February 14th, 2006 by Adam

Continuing its commitment to teaching, research and service, Plymouth State University (PSU) has created the Center for Rural Partnerships, an organization aimed at connecting the needs and goals of rural communities with insightful research and productive partnerships.

Plymouth State University is a regional comprehensive university, focused on serving the state-wide community while connecting to a larger, global vision of education, service and applied research. Emerging from that mission, the Center for Rural Partnerships (CRP) will meet the need for an objective research and resource center in rural New Hampshire. The center will work with a variety of constituents and community groups on a number of issues, including sustainable community economic development and promoting New Hampshire’s rural quality of life.

“At Plymouth State University, we strive to make connections to our local, statewide, regional and global community that make a difference,” said PSU President Dr. Donald P. Wharton. “We have identified the need for an organization that focuses on rural New Hampshire. Whether providing research on the economic and social impact of uneven development or partnering with a local community group to learn about the way rural residents receive health care, the Center for Rural Partnerships is poised to play a unique and integral role in our rural community. It’s a position PSU is proud to take up.”

The CRP will be headed by Dr. Thaddeus C. Guldbrandsen, a research assistant professor of anthropology at PSU and former University of New Hampshire faculty member. Guldbrandsen will work with community leaders, including elected officials, community groups, schools, developers and others to preserve and enhance New Hampshire’s rural quality of life. The needs of the community will generate the goals of the center, helping drive the research and service agenda.

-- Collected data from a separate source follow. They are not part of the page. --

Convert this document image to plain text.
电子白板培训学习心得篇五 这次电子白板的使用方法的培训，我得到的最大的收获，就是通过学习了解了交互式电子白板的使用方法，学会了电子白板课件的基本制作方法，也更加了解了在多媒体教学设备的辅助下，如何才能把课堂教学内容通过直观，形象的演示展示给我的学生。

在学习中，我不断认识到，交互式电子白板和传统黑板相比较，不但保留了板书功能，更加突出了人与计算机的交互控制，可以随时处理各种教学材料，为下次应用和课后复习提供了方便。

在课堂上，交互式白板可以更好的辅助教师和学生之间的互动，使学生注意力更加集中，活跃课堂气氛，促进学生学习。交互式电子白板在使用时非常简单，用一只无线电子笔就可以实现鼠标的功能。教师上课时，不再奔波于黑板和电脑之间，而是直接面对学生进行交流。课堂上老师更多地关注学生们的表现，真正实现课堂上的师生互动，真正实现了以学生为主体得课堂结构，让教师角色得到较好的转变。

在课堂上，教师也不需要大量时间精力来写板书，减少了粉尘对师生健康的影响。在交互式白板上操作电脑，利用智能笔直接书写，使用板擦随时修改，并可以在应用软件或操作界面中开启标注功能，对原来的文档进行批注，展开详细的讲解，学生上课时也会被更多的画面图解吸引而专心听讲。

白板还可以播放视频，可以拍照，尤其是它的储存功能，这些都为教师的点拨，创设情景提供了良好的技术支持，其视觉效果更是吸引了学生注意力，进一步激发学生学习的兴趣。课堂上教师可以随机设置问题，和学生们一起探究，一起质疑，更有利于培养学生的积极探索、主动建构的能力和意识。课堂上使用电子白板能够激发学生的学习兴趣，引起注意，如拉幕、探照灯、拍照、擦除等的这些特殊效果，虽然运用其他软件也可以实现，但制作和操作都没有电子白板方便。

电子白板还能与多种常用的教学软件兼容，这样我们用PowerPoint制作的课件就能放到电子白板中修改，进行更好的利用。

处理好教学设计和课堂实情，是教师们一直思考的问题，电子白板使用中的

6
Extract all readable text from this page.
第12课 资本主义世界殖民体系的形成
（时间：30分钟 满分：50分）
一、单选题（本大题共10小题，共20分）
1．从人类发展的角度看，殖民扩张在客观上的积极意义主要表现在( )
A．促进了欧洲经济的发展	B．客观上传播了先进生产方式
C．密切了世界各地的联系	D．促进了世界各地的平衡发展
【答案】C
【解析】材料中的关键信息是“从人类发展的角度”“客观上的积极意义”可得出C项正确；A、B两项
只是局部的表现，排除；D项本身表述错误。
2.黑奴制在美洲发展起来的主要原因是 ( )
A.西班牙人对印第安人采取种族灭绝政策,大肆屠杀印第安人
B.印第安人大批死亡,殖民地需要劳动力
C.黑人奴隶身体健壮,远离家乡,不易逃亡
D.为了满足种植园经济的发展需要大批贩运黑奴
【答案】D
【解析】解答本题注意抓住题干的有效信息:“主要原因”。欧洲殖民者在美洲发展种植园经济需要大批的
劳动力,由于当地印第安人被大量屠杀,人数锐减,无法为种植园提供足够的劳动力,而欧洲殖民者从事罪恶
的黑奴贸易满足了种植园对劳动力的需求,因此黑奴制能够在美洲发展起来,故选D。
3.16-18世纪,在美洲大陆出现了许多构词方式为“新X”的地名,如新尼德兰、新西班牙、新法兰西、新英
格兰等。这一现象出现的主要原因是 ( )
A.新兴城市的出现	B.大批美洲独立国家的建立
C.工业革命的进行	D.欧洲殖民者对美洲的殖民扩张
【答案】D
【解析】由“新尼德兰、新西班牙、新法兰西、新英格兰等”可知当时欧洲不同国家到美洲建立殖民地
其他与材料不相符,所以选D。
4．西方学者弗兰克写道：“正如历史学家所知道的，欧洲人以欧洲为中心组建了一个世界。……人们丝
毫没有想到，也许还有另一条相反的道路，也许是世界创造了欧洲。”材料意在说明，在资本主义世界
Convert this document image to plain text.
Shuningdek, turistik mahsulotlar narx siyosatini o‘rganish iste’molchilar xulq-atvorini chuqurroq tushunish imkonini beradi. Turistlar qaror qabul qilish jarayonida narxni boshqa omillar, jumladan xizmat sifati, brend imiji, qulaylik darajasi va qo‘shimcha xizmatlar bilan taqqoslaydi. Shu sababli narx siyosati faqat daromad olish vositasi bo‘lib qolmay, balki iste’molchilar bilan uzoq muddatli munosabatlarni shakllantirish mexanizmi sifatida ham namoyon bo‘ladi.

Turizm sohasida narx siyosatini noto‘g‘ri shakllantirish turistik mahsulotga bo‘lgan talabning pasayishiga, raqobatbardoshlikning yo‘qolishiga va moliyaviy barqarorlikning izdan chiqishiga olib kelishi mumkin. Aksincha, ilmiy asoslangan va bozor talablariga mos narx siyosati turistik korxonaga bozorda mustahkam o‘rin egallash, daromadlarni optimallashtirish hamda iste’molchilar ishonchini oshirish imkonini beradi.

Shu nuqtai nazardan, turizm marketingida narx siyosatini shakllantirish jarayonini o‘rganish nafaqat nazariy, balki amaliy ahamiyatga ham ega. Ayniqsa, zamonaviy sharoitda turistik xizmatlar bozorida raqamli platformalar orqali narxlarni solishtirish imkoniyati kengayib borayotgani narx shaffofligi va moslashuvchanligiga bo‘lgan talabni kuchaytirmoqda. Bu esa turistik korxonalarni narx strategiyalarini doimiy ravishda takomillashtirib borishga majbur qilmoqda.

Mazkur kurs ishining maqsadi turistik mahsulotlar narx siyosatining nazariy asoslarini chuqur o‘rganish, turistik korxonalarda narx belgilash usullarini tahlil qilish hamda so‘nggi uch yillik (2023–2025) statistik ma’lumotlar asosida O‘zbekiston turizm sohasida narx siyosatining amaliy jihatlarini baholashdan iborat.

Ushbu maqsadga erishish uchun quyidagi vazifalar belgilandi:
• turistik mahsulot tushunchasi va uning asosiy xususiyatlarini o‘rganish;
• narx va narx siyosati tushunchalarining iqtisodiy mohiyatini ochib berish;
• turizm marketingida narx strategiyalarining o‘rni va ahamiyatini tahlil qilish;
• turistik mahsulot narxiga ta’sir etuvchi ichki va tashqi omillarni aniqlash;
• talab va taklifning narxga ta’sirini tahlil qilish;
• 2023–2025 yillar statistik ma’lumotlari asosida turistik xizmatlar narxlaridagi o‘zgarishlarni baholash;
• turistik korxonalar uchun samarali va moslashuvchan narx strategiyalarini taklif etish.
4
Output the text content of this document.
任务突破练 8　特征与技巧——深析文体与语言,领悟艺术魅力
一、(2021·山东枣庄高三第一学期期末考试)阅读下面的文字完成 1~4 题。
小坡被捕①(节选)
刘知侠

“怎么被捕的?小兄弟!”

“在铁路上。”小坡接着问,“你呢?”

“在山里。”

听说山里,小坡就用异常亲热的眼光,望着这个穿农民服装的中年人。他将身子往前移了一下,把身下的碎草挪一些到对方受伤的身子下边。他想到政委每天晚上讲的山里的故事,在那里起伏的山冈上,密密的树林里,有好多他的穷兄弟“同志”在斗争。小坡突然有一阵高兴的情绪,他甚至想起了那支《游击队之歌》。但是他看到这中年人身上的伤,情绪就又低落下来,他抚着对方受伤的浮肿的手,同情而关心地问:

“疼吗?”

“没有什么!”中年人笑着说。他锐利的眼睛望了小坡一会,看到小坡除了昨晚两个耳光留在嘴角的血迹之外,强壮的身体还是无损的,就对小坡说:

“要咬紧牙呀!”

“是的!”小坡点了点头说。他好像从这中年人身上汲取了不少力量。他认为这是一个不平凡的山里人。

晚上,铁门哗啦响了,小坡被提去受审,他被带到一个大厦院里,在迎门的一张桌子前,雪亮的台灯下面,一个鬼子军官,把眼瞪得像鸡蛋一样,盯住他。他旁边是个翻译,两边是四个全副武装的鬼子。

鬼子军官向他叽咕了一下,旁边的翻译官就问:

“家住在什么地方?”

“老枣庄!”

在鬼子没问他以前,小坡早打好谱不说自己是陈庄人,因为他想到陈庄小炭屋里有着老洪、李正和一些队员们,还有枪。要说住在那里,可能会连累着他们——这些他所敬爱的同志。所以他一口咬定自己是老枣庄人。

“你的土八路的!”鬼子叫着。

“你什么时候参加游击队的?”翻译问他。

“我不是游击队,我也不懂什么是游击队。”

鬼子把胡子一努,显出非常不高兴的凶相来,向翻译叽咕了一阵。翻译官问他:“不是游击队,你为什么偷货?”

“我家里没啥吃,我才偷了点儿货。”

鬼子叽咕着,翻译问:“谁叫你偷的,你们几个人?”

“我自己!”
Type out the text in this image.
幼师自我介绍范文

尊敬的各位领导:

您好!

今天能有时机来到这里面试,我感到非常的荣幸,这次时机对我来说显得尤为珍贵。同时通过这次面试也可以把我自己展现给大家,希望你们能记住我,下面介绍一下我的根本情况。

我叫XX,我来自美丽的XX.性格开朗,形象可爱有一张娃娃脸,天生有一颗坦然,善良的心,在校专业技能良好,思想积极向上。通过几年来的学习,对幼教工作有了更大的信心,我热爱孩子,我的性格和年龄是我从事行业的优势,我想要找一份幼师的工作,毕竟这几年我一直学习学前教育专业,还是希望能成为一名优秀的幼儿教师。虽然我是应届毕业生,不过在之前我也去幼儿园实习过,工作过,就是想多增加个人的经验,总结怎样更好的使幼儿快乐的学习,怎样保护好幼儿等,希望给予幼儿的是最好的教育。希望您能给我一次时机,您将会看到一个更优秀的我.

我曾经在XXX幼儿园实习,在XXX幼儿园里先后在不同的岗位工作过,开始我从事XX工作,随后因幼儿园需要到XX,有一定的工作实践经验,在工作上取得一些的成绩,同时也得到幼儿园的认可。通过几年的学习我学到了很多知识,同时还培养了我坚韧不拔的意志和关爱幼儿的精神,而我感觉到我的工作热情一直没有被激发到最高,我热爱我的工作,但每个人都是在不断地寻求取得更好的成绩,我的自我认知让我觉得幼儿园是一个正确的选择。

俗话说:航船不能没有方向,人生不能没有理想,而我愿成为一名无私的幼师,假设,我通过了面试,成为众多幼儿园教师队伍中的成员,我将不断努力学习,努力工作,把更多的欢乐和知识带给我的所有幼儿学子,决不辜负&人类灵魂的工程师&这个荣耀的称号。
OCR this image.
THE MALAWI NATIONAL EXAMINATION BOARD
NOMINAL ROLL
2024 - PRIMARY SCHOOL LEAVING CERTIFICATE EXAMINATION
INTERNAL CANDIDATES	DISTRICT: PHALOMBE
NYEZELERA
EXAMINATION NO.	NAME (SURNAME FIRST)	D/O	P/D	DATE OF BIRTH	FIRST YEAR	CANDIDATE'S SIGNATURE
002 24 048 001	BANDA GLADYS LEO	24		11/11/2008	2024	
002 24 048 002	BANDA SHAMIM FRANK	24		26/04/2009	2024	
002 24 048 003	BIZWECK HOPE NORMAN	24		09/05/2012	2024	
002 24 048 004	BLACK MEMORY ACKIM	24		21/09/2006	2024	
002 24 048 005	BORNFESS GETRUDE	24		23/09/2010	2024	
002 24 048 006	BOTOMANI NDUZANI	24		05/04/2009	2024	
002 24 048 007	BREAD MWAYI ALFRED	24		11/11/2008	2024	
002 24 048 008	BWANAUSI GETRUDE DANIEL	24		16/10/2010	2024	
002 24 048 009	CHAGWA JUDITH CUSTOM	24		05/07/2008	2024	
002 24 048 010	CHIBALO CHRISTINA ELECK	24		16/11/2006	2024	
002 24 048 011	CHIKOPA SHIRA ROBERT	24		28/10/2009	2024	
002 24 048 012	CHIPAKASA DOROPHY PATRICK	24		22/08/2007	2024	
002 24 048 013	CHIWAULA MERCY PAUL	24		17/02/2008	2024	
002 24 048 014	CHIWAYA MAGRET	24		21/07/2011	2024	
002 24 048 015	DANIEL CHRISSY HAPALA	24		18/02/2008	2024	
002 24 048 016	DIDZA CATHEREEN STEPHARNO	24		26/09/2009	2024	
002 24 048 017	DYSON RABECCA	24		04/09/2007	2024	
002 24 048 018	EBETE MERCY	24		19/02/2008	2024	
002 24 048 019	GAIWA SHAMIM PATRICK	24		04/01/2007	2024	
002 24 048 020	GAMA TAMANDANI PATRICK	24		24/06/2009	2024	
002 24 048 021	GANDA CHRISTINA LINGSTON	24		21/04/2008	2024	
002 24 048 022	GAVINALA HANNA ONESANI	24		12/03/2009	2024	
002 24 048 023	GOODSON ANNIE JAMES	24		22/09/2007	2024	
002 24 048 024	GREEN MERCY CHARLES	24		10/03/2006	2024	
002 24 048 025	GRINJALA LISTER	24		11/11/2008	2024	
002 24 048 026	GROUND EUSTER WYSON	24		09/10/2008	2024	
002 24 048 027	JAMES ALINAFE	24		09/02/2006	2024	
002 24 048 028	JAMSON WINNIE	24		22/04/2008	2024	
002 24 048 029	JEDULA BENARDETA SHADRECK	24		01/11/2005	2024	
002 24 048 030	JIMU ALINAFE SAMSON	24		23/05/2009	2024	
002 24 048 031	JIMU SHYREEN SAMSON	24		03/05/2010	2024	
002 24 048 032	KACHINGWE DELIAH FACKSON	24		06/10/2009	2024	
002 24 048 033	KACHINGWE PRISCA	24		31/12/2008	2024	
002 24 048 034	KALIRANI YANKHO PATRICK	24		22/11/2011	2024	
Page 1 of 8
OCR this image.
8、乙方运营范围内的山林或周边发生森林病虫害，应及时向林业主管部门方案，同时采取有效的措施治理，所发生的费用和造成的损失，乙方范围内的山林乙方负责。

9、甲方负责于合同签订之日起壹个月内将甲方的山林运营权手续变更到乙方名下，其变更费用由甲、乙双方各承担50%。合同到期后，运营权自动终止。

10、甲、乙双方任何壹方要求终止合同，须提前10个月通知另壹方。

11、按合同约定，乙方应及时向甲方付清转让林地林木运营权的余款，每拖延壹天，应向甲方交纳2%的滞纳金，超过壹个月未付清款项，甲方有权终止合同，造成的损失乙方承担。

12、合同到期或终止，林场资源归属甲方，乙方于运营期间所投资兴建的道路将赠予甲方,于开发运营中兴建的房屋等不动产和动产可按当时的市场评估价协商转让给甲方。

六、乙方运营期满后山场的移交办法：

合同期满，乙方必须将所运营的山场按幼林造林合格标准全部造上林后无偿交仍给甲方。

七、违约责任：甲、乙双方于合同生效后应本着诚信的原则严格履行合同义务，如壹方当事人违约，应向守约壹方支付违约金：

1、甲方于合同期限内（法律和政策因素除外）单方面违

“Through these connections and discussions with various members of the rural community, we will establish project-oriented goals,” said Guldbrandsen. “For example, one group might be well-served by research that ultimately leads to the initiation of legislation that benefits the community. Another group might partner with us to produce a conference or event that serves as a means of disseminating research results and sharing ideas. There might also be a need for a publication that disseminates information to, for example, developers interested in ecologically viable building within rural communities. Ultimately, we hope that through this process, we become a partner of choice in the state of New Hampshire in terms of serving the rural communities.”

Rural New Hampshire includes large portions of the state including Coos, Grafton, Carroll, Belknap, Sullivan and Cheshire counties. PSU is in the geographic center of the state and serves as the literal rural center of New Hampshire. By leveraging its location and resources, Plymouth State University and the CRP can be an advocate for rural communities, said Guldbrandsen.

“Community leaders from around the North Country and rural New Hampshire identified the need for a central “convener” and source for reliable information, and President Wharton answered the call by establishing this Center,” said Guldbrandsen. “I’m happy to be a part of serving the state in this way.”

Plymouth State University, founded in 1871, is a coeducational, residential university with an enrollment of approximately 3,800 undergraduate students and 1,500 graduate students. A regional comprehensive university, PSU preserves the brick-and-ivy look of its New England small college heritage while integrating state-of-the-art technology and facilities into an attractive, contemporary campus design and dynamic educational environment. PSU is a cultural center for the area, as well, with numerous concerts, lectures, art exhibitions, films, dance and theatre performances on campus.